Ah monogamy!
How it distorts the simplest of things!
What kind of things you ask?
Things as basic as CONNECTION.
Because you have a goal to go out and find your “one and only,” you end up completely unable to be natural with anyone.
Relationship coaches?
They end up telling you silly things.
“Don’t cast a wide net.”
“You risk time.”
“You risk energy.”
“You risk heartache.”
The reason they think your dating life is always so terribly risky? Because it is so easy to end up with someone who doesn’t match your GOAL.
Your goal of course?
To find the perfect person.
Oh I know.
They insist that’s not the case.
But really it is.
When you realize you’re trying to find someone who you could live with happily forever? Of course you can’t afford to end up in a relationship with just anyone.
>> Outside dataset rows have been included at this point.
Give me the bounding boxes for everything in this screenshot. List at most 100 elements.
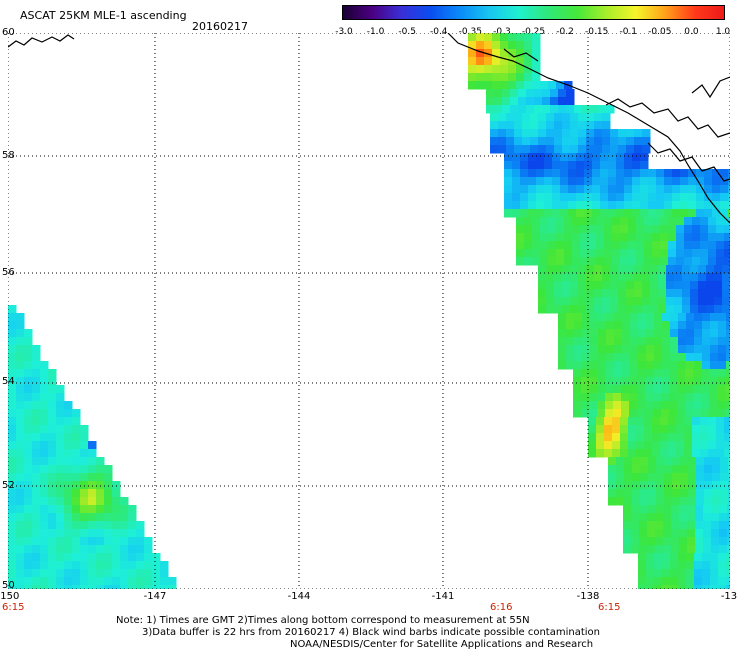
swath-cell xyxy=(24,345,33,354)
swath-cell xyxy=(580,257,589,266)
swath-cell xyxy=(726,585,730,589)
swath-cell xyxy=(592,201,601,210)
swath-cell xyxy=(605,401,614,410)
swath-cell xyxy=(696,169,705,178)
swath-cell xyxy=(614,313,623,322)
swath-cell xyxy=(578,113,587,122)
swath-cell xyxy=(710,553,719,562)
swath-cell xyxy=(644,257,653,266)
swath-cell xyxy=(671,505,680,514)
swath-cell xyxy=(24,393,33,402)
swath-cell xyxy=(636,217,645,226)
swath-cell xyxy=(677,385,686,394)
swath-cell xyxy=(8,473,17,482)
swath-cell xyxy=(566,321,575,330)
swath-cell xyxy=(558,97,567,106)
swath-cell xyxy=(656,185,665,194)
swath-cell xyxy=(604,417,613,426)
swath-cell xyxy=(48,409,57,418)
swath-cell xyxy=(700,225,709,234)
swath-cell xyxy=(112,505,121,514)
swath-cell xyxy=(648,481,657,490)
swath-cell xyxy=(694,313,703,322)
swath-cell xyxy=(64,577,73,586)
swath-cell xyxy=(612,233,621,242)
swath-cell xyxy=(532,217,541,226)
swath-cell xyxy=(684,241,693,250)
swath-cell xyxy=(616,153,625,162)
swath-cell xyxy=(8,561,17,570)
swath-cell xyxy=(642,273,651,282)
swath-cell xyxy=(670,345,679,354)
swath-cell xyxy=(538,265,547,274)
swath-cell xyxy=(594,121,603,130)
swath-cell xyxy=(152,577,161,586)
swath-cell xyxy=(530,113,539,122)
swath-cell xyxy=(64,401,73,410)
swath-cell xyxy=(680,201,689,210)
swath-cell xyxy=(608,457,617,466)
swath-cell xyxy=(512,209,521,218)
swath-cell xyxy=(711,513,720,522)
swath-cell xyxy=(24,553,33,562)
swath-cell xyxy=(702,321,711,330)
swath-cell xyxy=(712,177,721,186)
swath-cell xyxy=(678,361,687,370)
swath-cell xyxy=(604,233,613,242)
swath-cell xyxy=(558,337,567,346)
swath-cell xyxy=(510,97,519,106)
swath-cell xyxy=(710,561,719,570)
swath-cell xyxy=(88,505,97,514)
swath-cell xyxy=(716,241,725,250)
swath-cell xyxy=(16,361,25,370)
swath-cell xyxy=(582,105,591,114)
swath-cell xyxy=(532,73,541,82)
swath-cell xyxy=(700,241,709,250)
swath-cell xyxy=(718,561,727,570)
swath-cell xyxy=(548,225,557,234)
swath-cell xyxy=(16,521,25,530)
swath-cell xyxy=(692,233,701,242)
swath-cell xyxy=(136,585,145,589)
swath-cell xyxy=(588,441,597,450)
swath-cell xyxy=(653,409,662,418)
swath-cell xyxy=(634,129,643,138)
swath-cell xyxy=(644,233,653,242)
swath-cell xyxy=(629,369,638,378)
swath-cell xyxy=(719,513,728,522)
swath-cell xyxy=(694,553,703,562)
swath-cell xyxy=(534,89,543,98)
swath-cell xyxy=(654,329,663,338)
swath-cell xyxy=(686,321,695,330)
coastline-segment xyxy=(503,48,539,62)
swath-cell xyxy=(96,473,105,482)
swath-cell xyxy=(56,577,65,586)
swath-cell xyxy=(568,185,577,194)
swath-cell xyxy=(626,289,635,298)
swath-cell xyxy=(16,465,25,474)
colorbar-tick-label: -0.15 xyxy=(585,27,609,37)
swath-cell xyxy=(32,537,41,546)
swath-cell xyxy=(620,417,629,426)
swath-cell xyxy=(703,529,712,538)
swath-cell xyxy=(632,473,641,482)
swath-cell xyxy=(32,481,41,490)
swath-cell xyxy=(16,553,25,562)
swath-cell xyxy=(653,377,662,386)
swath-cell xyxy=(602,281,611,290)
swath-cell xyxy=(8,441,17,450)
swath-cell xyxy=(128,569,137,578)
swath-cell xyxy=(596,217,605,226)
colorbar xyxy=(342,5,725,20)
swath-cell xyxy=(704,209,713,218)
swath-cell xyxy=(700,249,709,258)
swath-cell xyxy=(588,241,597,250)
swath-cell xyxy=(685,377,694,386)
swath-cell xyxy=(492,41,501,50)
swath-cell xyxy=(588,449,597,458)
swath-cell xyxy=(624,457,633,466)
swath-cell xyxy=(688,481,697,490)
swath-cell xyxy=(8,537,17,546)
swath-cell xyxy=(655,513,664,522)
swath-cell xyxy=(24,433,33,442)
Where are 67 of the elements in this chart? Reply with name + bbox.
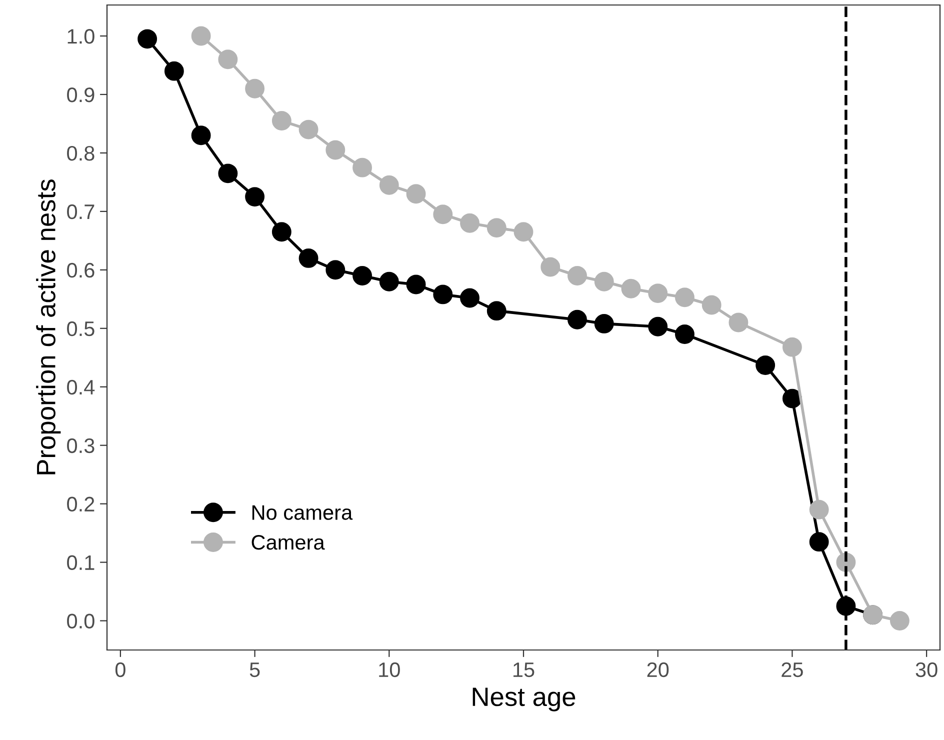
point (890, 611, 910, 630)
point (218, 50, 238, 70)
point (379, 272, 399, 292)
point (675, 288, 694, 308)
y-tick-label: 0.2 (67, 496, 94, 512)
point (675, 324, 694, 344)
point (164, 61, 184, 81)
point (326, 260, 346, 280)
x-tick-label: 25 (782, 662, 803, 678)
y-tick-label: 1.0 (68, 28, 94, 44)
point (245, 187, 265, 207)
y-tick-label: 0.1 (67, 555, 94, 570)
point (514, 222, 534, 242)
point (191, 26, 211, 46)
y-tick-label: 0.6 (67, 262, 94, 278)
x-tick-label: 10 (379, 662, 400, 678)
point (191, 126, 211, 146)
point (352, 266, 372, 286)
point (460, 288, 480, 308)
point (782, 388, 802, 408)
point (245, 78, 265, 98)
point (809, 532, 829, 552)
point (594, 272, 614, 292)
point (298, 248, 318, 268)
point (326, 140, 346, 160)
legend-label: Camera (252, 534, 325, 550)
point (460, 213, 480, 233)
point (218, 164, 238, 184)
x-tick-label: 5 (250, 662, 260, 678)
y-tick-label: 0.4 (67, 380, 95, 395)
point (702, 295, 722, 315)
point (728, 312, 748, 332)
point (352, 158, 372, 178)
y-axis-title: Proportion of active nests (36, 180, 61, 474)
x-tick-label: 30 (916, 662, 938, 678)
point (433, 204, 453, 224)
point (272, 222, 292, 242)
point (621, 278, 641, 298)
y-tick-label: 0.9 (67, 87, 94, 102)
point (486, 301, 506, 321)
point (406, 274, 426, 294)
point (809, 500, 829, 520)
point (406, 184, 426, 204)
point (782, 337, 802, 357)
y-tick-label: 0.5 (67, 321, 94, 336)
point (298, 120, 318, 140)
legend-label: No camera (252, 505, 353, 520)
x-axis-title: Nest age (472, 688, 576, 712)
y-tick-label: 0.3 (67, 438, 94, 454)
point (486, 218, 506, 238)
point (272, 111, 292, 131)
point (594, 314, 614, 334)
y-tick-label: 0.8 (67, 146, 94, 161)
y-tick-label: 0.0 (67, 614, 94, 629)
x-tick-label: 15 (514, 662, 534, 678)
point (568, 310, 587, 330)
point (568, 266, 587, 286)
point (648, 316, 668, 336)
point (540, 257, 560, 277)
y-tick-label: 0.7 (67, 204, 94, 220)
point (138, 29, 158, 49)
point (433, 284, 453, 304)
point (648, 284, 668, 304)
x-tick-label: 0 (115, 662, 126, 678)
x-tick-label: 20 (647, 662, 669, 678)
point (756, 355, 776, 375)
point (379, 175, 399, 195)
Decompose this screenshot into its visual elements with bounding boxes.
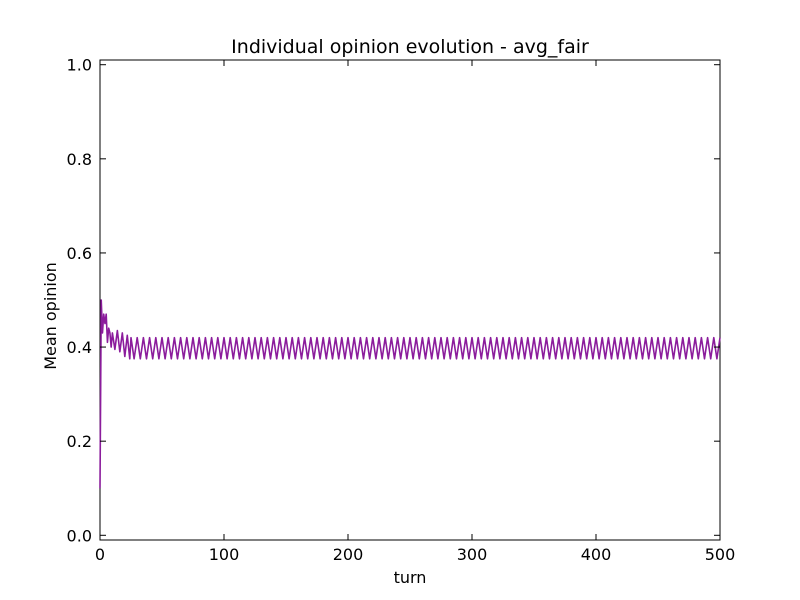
x-axis-label: turn bbox=[394, 568, 427, 587]
y-tick-label: 0.4 bbox=[67, 338, 92, 357]
x-tick-label: 400 bbox=[581, 545, 612, 564]
x-tick-label: 0 bbox=[95, 545, 105, 564]
y-axis-label: Mean opinion bbox=[41, 262, 60, 370]
ticks-layer: 0 100 200 300 400 500 0.0 0.2 0.4 0.6 0.8 1.0 bbox=[67, 56, 736, 564]
y-tick-label: 1.0 bbox=[67, 56, 92, 75]
chart-title: Individual opinion evolution - avg_fair bbox=[231, 36, 589, 58]
y-tick-label: 0.8 bbox=[67, 150, 92, 169]
x-tick-label: 500 bbox=[705, 545, 736, 564]
y-tick-label: 0.6 bbox=[67, 244, 92, 263]
series-layer bbox=[99, 299, 721, 489]
plot-frame bbox=[99, 59, 721, 541]
x-tick-label: 100 bbox=[209, 545, 240, 564]
y-tick-label: 0.2 bbox=[67, 432, 92, 451]
x-tick-label: 200 bbox=[333, 545, 364, 564]
series-line-0 bbox=[99, 299, 721, 489]
x-tick-label: 300 bbox=[457, 545, 488, 564]
y-tick-label: 0.0 bbox=[67, 526, 92, 545]
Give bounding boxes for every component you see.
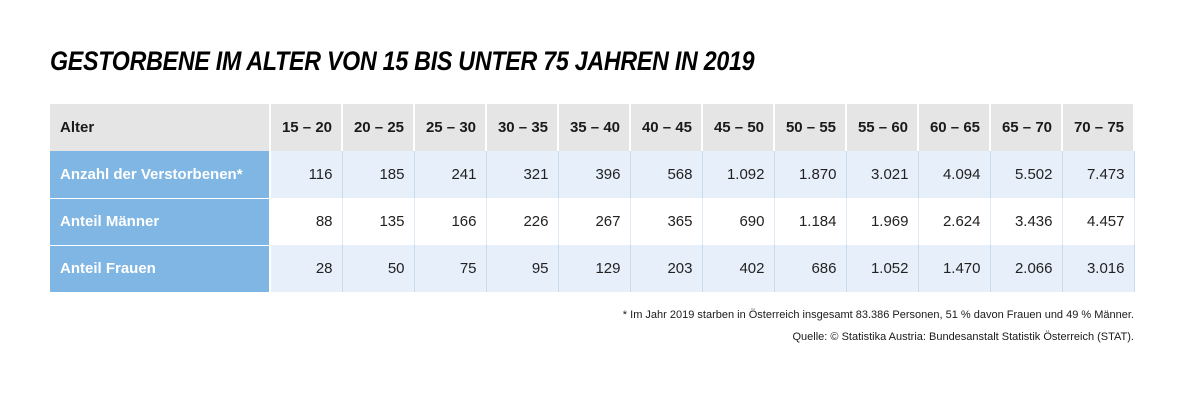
table-cell: 129: [558, 245, 631, 292]
table-cell: 690: [702, 198, 775, 245]
column-header: 70 – 75: [1062, 104, 1135, 151]
table-cell: 2.624: [918, 198, 991, 245]
header-label: Alter: [50, 104, 271, 151]
column-header: 45 – 50: [702, 104, 775, 151]
table-cell: 365: [630, 198, 703, 245]
table-cell: 28: [270, 245, 343, 292]
table-cell: 3.436: [990, 198, 1063, 245]
table-header-row: Alter 15 – 20 20 – 25 25 – 30 30 – 35 35…: [50, 104, 1135, 151]
table-row-total: Anzahl der Verstorbenen* 116 185 241 321…: [50, 151, 1135, 199]
table-cell: 75: [414, 245, 487, 292]
table-cell: 3.021: [846, 151, 919, 198]
table-row-men: Anteil Männer 88 135 166 226 267 365 690…: [50, 198, 1135, 246]
table-cell: 7.473: [1062, 151, 1135, 198]
table-cell: 5.502: [990, 151, 1063, 198]
column-header: 55 – 60: [846, 104, 919, 151]
table-cell: 1.470: [918, 245, 991, 292]
table-cell: 50: [342, 245, 415, 292]
row-label: Anteil Männer: [50, 198, 271, 246]
table-cell: 116: [270, 151, 343, 198]
page-title: GESTORBENE IM ALTER VON 15 BIS UNTER 75 …: [50, 46, 755, 76]
column-header: 65 – 70: [990, 104, 1063, 151]
table-cell: 4.094: [918, 151, 991, 198]
column-header: 35 – 40: [558, 104, 631, 151]
row-label: Anteil Frauen: [50, 245, 271, 293]
source-note: Quelle: © Statistika Austria: Bundesanst…: [792, 331, 1135, 343]
footnote: * Im Jahr 2019 starben in Österreich ins…: [622, 309, 1134, 321]
table-cell: 3.016: [1062, 245, 1135, 292]
table-cell: 686: [774, 245, 847, 292]
table-cell: 185: [342, 151, 415, 198]
column-header: 15 – 20: [270, 104, 343, 151]
table-cell: 226: [486, 198, 559, 245]
table-cell: 396: [558, 151, 631, 198]
table-cell: 241: [414, 151, 487, 198]
column-header: 40 – 45: [630, 104, 703, 151]
column-header: 25 – 30: [414, 104, 487, 151]
table-cell: 2.066: [990, 245, 1063, 292]
table-cell: 95: [486, 245, 559, 292]
table-cell: 1.184: [774, 198, 847, 245]
column-header: 20 – 25: [342, 104, 415, 151]
table-cell: 1.870: [774, 151, 847, 198]
column-header: 30 – 35: [486, 104, 559, 151]
table-cell: 1.969: [846, 198, 919, 245]
table-row-women: Anteil Frauen 28 50 75 95 129 203 402 68…: [50, 245, 1135, 293]
column-header: 50 – 55: [774, 104, 847, 151]
row-label: Anzahl der Verstorbenen*: [50, 151, 271, 199]
table-cell: 1.092: [702, 151, 775, 198]
table-cell: 88: [270, 198, 343, 245]
table-cell: 568: [630, 151, 703, 198]
table-cell: 166: [414, 198, 487, 245]
table-cell: 135: [342, 198, 415, 245]
mortality-table: Alter 15 – 20 20 – 25 25 – 30 30 – 35 35…: [50, 104, 1135, 293]
table-cell: 1.052: [846, 245, 919, 292]
table-cell: 4.457: [1062, 198, 1135, 245]
table-cell: 402: [702, 245, 775, 292]
column-header: 60 – 65: [918, 104, 991, 151]
table-cell: 203: [630, 245, 703, 292]
table-cell: 267: [558, 198, 631, 245]
table-cell: 321: [486, 151, 559, 198]
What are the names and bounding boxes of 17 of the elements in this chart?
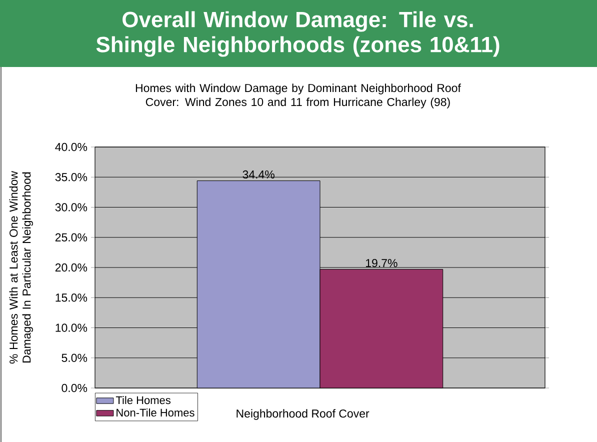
y-tick-label: 35.0% (55, 173, 88, 182)
legend-label: Tile Homes (116, 396, 171, 404)
y-tick-label: 20.0% (55, 263, 88, 272)
legend-label: Non-Tile Homes (116, 408, 194, 417)
x-axis-title: Neighborhood Roof Cover (236, 409, 370, 420)
data-label: 34.4% (242, 170, 274, 179)
y-tick-label: 5.0% (62, 354, 88, 362)
data-label: 19.7% (366, 258, 398, 268)
chart-title: Overall Window Damage: Tile vs. Shingle Neighborhoods (zones 10&11) (96, 11, 500, 57)
y-tick-label: 0.0% (62, 384, 88, 392)
y-tick-label: 30.0% (55, 203, 88, 212)
y-axis-title: % Homes With at Least One Window Damaged In Particular Neighborhood (9, 171, 33, 364)
y-tick-label: 25.0% (55, 233, 88, 242)
y-tick-label: 40.0% (55, 142, 88, 152)
chart-subtitle: Homes with Window Damage by Dominant Neighborhood Roof Cover: Wind Zones 10 and 11 from Hurricane Charley (98) (136, 84, 461, 108)
y-tick-label: 10.0% (56, 324, 88, 332)
y-tick-label: 15.0% (56, 294, 88, 302)
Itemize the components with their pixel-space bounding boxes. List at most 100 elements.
Imagine if you approached friendship this way.
Every possible friend?
They need to be just right.
They have to want what you do.
They need to support your needs.
With monogamy what it is all about is shopping for the perfect partner for YOU. Your focus is not on how worthwhile the other person is.
Why is finding friends not a risk?
Why do you encounter friends naturally?
Because you value THEM.
You’re drawn to THEM.
It’s NOT all about you.
It is only because the goal of monogamy is so completely unrealistic that it becomes so hard to find real connection and love in your life.
But lose the goal of monogamy?
Make LOVE your actual focus?
Suddenly you’re free!
You can be yourself!
Be with anyone who desires love too.
What do you think? Is finding love really so risky or are you just complicating things by shopping for the perfect partner instead of being truly open to love?